Populists pushing democracies towards deadlock

     

Recent elections in Spain, Israel and Germany failed to resolve political paralysis and produce governing coalitions. Each country’s situation has its own intricacies and complications. But there are also two general trends that may be leading democracies towards deadlock, writes FT analyst Gideon Rachman:

  • The first is the fracturing of two-party systems.
  • And the second is the polarisation of politics, with the re-emergence of the far-right and the far-left, and the growing salience of identity issues, which make compromise harder to achieve.

France’s gilets jaunes movement erupted suddenly but has now apparently subsided without leaving a significant impact on electoral politics, argues Patrick Chamorel, a research scholar at the Center on Democracy, Development, and the Rule of Law at Stanford University’s Freeman Spogli Institute for International Studies. Yet the tensions that gave rise to the working-class protests remain strong and are reshaping the political landscape of a divided France, he writes for The Journal of Democracy*:

In part, the Yellow Vest version of populism was a response to the “populism of the elites” embodied by Macron in 2017. The Yellow Vest movement further illustrates the central class and polarized ideological cleavages that shape the politics of a growing number of advanced democracies. …For better or worse, France has always relied on politics to make sense of its collective existence.

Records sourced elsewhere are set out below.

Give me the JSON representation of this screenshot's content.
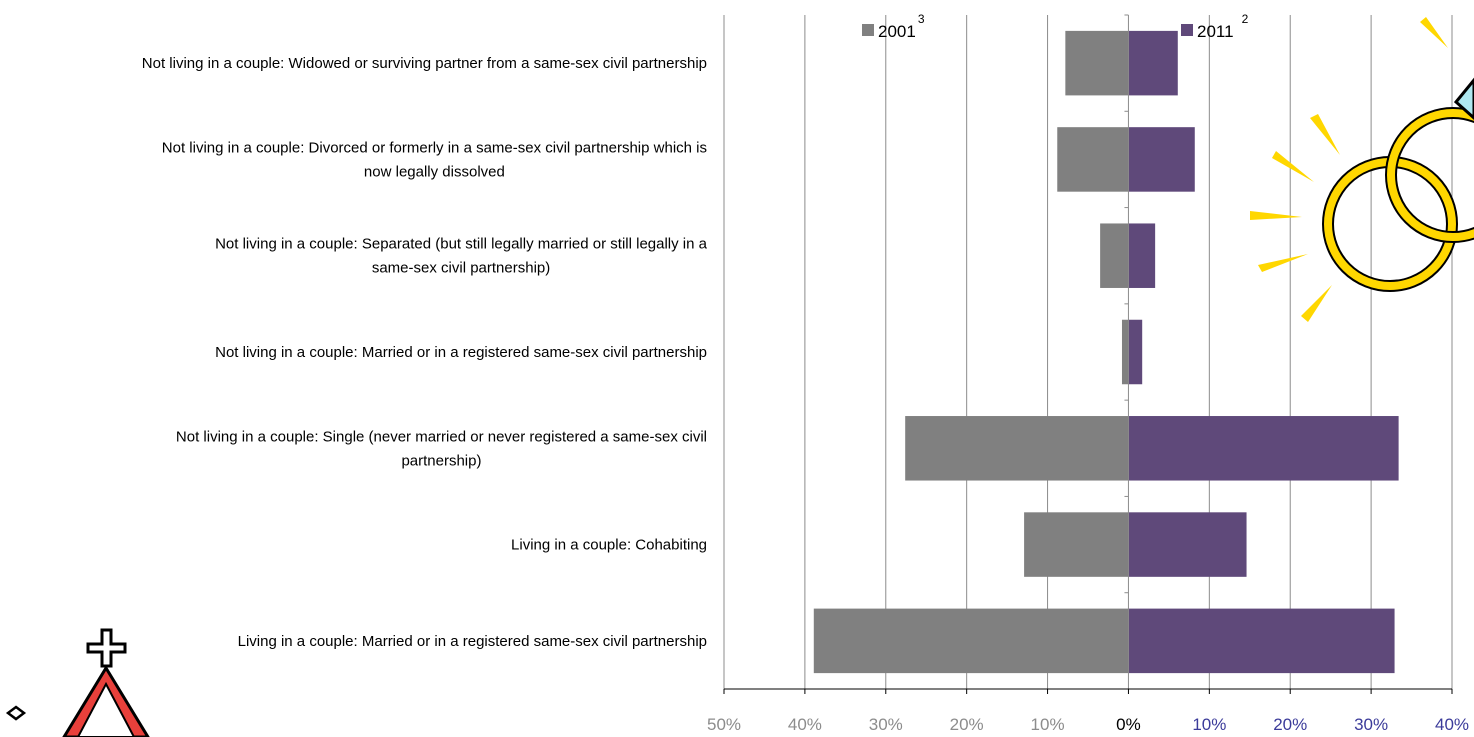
{
  "chart_data": {
    "type": "bar",
    "orientation": "horizontal",
    "layout": "back-to-back",
    "categories": [
      "Living in a couple: Married or in a registered same-sex civil partnership",
      "Living in a couple: Cohabiting",
      "Not living in a couple: Single (never married or never registered a same-sex civil partnership)",
      "Not living in a couple: Married or in a registered same-sex civil partnership",
      "Not living in a couple: Separated (but still legally married or still legally in a same-sex civil partnership)",
      "Not living in a couple: Divorced or formerly in a same-sex civil partnership which is now legally dissolved",
      "Not living in a couple: Widowed or surviving partner from a same-sex civil partnership"
    ],
    "series": [
      {
        "name": "2001",
        "superscript": "3",
        "color": "#808080",
        "side": "left",
        "values": [
          38.9,
          12.9,
          27.6,
          0.8,
          3.5,
          8.8,
          7.8
        ]
      },
      {
        "name": "2011",
        "superscript": "2",
        "color": "#5f497a",
        "side": "right",
        "values": [
          32.9,
          14.6,
          33.4,
          1.7,
          3.3,
          8.2,
          6.1
        ]
      }
    ],
    "xlim": [
      -50,
      40
    ],
    "xticks": [
      "50%",
      "40%",
      "30%",
      "20%",
      "10%",
      "0%",
      "10%",
      "20%",
      "30%",
      "40%"
    ],
    "tick_colors": {
      "left": "#8c8c8c",
      "zero": "#000000",
      "right": "#3b3b9a"
    },
    "grid": true,
    "legend_position": "top"
  }
}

Faced with a weakening state, a more fragmented society, and increased questioning of the core republican values of universalism, equality, and secularism, France must meet unprecedented challenges.

Across Western Europe, only the French are less likely to agree now that voting gives people like them a say than said the same in 1991, though most shifts in opinion have been relatively modest, according to a recent Pew Center poll:

Across most of the countries polled, people with higher levels of education are more likely to agree that voting allows them a say in their countries. For supporters of five right-wing populist parties (AfD in Germany, PVV and FvD in the Netherlands, Vox in Spain and Sweden Democrats in Sweden), those who have favorable views of these right-wing populist parties are less likely to agree, though supporters of both populist parties in Poland, Fidesz supporters in Hungary and OLaNO-NOVA supporters in Slovakia stand apart as exceptions.

In a must-read article for the New York Times, Selem Gebrekidan, Matt Apuzzo and Benjamin Novak explain How Oligarchs and Populists Milk the E.U. for Millions.

Europe’s right-wing populists are succeeding in part because they are steering material benefits to working-class supporters, according to Peter Beinart, a professor of journalism at the City University of New York.  Poland, like the United States, is divided between young, educated, urban, internationalist cultural liberals and older, rural, nationalist, and nativist cultural conservatives. But unlike the United States, Poland isn’t equally divided between parties of the left and the right; Law and Justice is politically dominant, he writes for the Atlantic:

That dominance may stem in part from the party’s growing control of the press. But there’s more to it than that. The single biggest reason for Law and Justice’s popularity, Aleks Szczerbiak, an expert on Polish politics at the University of Sussex, argued in a blog post last year, is that “the government has delivered on several of the high-profile social spending pledges” it made when first elected, including an initiative that offers every family a monthly subsidy of roughly $125 a child. This program has helped cut Poland’s rate of extreme child poverty from almost 12 percent to less than 3 percent. Law and Justice has also increased payments to the elderly and pledged to hike the minimum wage

When the US Business Roundtable recently renounced shareholder primacy, the shift – by an organization representing companies with combined annual revenue of more than $7 trillion – prompted a wide range of reactions, from welcoming to dismissive. But the move is primarily an attempt to keep activist shareholders and populist politicians at bay, argues Harvard Law School professor Mark Roe.

The relevance of such political considerations is even more pronounced in the United Kingdom, where the British Academy is funding a deep and serious rethink of corporate purpose, led by mainstream academics and business leaders, he writes for Project Syndicate:

Yet, perhaps we should not be overly cynical. Surely not all the US CEOs who backed the Business Roundtable’s statement regarded it purely as a matter of political calculation, or as an opportunity to angle for advantage. Some, perhaps even many, have absorbed some of the values reflected in the new criticism. Business executives constantly have to adapt to changing environments – whether that change is of consumer preferences, technological demands, or political currents.

*A publication of the National Endowment for Democracy.